Walaupun ada ulama yang mengatakan bahwa ayat-ayat mutasyabih itu dapat ditakwilkan
oleh manusia, namun menurut sebagian besar ulama berpendapat bahwa ayat-ayat
mutasyabih itu tidak dapat diketahui oleh seorang pun kecuali oleh Allah.
Ar-Raghib membagi ayat-ayat mutasyabih menjadi tiga bagian
1.Ayat yang sama sekali tidak
diketahui hakikatnya oleh manusia, seperti waktu tibanya hari kiamat.
2.Ayat mutasyabih yang dapat
diketahui oleh manusia (orang awam)
dengan menggunakan berbagai sarana terutama kemampuan akal pikiran.
3.Ayat-ayat mutasyabih yang khusus
hanya dapat diketahui maknanya oleh orang-orang yang ilmunya dalam dan tidak
dapat diketahui oleh orang-orang selain mereka.
Sedangkan ayat-ayat mutasyabih tentang sifat-sifat Allah terdapat lagi
perbedaan di kalangan ulama: pertama madzhab
salaf mengimani sifat-sifat mutasyabih dan menyerahkan maknanya kepada Allah swt.
Pendapat ini didasari oleh surah Taha ayat 5:
الر حمن
علي العرش
“yaitu
Tuhan yang Maha Pemurah yang bersemayam diatas arasy”
Kedua, madzhab khallaf
menyikapi sifat-sifat mutasyabih Allah, dengan menetapkan makna-makna bagi
lafadz-lafadz yang menuntut lahirnya mustahil bagi Allah, dengan pengertian
yang layak bagi zat Allah, golongan ini dinamakan juga dengan golongan muawwilah.
Dapat disimpulkan bahwa kaum salaf mensucikan Allah dari makna lahir
lafadz dan menyerahkan hakikat maknanya kepada Allah.
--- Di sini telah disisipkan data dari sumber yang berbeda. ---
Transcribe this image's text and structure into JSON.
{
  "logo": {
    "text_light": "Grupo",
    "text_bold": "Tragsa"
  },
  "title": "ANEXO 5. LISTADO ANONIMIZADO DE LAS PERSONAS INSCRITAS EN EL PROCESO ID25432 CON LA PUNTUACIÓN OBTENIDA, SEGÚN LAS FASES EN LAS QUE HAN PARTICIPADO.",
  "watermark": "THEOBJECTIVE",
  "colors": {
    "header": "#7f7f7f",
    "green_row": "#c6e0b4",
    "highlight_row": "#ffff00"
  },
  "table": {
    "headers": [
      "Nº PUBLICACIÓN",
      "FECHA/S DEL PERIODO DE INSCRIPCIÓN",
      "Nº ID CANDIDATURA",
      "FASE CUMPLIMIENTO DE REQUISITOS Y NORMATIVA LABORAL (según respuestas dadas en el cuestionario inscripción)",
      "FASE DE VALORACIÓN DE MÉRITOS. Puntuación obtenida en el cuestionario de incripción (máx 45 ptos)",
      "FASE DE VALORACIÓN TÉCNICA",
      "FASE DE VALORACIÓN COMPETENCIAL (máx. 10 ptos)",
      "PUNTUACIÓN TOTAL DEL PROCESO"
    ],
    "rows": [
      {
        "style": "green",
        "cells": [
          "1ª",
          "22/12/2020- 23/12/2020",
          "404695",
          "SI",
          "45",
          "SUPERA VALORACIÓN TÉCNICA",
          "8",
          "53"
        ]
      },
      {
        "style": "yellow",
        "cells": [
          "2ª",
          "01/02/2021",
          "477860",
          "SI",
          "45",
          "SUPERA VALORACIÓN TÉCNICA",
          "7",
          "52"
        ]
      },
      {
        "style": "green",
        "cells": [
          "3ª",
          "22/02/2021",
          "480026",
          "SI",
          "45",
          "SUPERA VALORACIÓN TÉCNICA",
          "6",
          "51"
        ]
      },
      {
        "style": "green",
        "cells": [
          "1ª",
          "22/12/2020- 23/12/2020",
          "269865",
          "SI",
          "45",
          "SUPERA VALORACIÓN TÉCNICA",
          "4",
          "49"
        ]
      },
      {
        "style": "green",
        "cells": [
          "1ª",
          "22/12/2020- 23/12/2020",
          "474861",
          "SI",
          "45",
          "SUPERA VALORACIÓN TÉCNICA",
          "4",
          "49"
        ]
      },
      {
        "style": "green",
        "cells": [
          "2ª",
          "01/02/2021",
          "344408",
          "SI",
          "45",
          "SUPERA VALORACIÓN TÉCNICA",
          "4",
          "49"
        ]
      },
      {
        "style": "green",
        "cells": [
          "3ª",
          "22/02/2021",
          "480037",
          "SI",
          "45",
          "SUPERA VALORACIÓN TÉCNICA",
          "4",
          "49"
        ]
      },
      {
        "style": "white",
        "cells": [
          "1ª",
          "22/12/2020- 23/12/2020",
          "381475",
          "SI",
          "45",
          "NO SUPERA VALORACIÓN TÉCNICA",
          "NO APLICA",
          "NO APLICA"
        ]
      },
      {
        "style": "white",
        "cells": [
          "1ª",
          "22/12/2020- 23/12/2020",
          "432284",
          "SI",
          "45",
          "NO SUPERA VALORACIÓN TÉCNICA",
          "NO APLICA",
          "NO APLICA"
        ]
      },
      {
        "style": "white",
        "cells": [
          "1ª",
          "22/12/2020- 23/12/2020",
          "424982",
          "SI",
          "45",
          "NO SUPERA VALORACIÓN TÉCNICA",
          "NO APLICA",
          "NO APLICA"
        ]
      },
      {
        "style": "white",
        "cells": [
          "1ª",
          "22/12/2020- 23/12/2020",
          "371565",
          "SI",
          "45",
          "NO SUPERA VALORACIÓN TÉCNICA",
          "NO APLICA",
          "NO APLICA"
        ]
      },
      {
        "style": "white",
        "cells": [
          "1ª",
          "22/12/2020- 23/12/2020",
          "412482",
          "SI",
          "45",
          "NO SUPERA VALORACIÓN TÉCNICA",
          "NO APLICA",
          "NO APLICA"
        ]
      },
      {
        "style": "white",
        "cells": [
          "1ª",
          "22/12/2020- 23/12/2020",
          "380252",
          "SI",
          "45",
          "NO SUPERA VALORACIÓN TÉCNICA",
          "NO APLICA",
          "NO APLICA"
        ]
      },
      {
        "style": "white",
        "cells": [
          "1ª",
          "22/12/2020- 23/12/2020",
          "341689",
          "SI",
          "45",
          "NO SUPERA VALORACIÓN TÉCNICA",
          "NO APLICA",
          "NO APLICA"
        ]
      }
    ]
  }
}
Lain halnya dengan kaum
khallaf, mereka mengartikan bahwa kata istiwa’
dengan maha berkuasa Allah dalam menciptakan segala sesuatu tanpa susah.
Ayat-ayat Alqur’an yang menyebutkan sifat-sifat mutasyabih:
1.QS. Al Fajr ayat 2: وجأء ربك
والملك صفا صفا
artinya “dan datanglah kepada Tuhanmu
sedang para malaikat berbaris-baris”.
2.QS. Al An’am ayat 61: وهو القاهر
فوق عباده artinya “dan
Dialah yang mempunyai kekuasaan tertinggi diatas hamba-hamba Nya”.[3]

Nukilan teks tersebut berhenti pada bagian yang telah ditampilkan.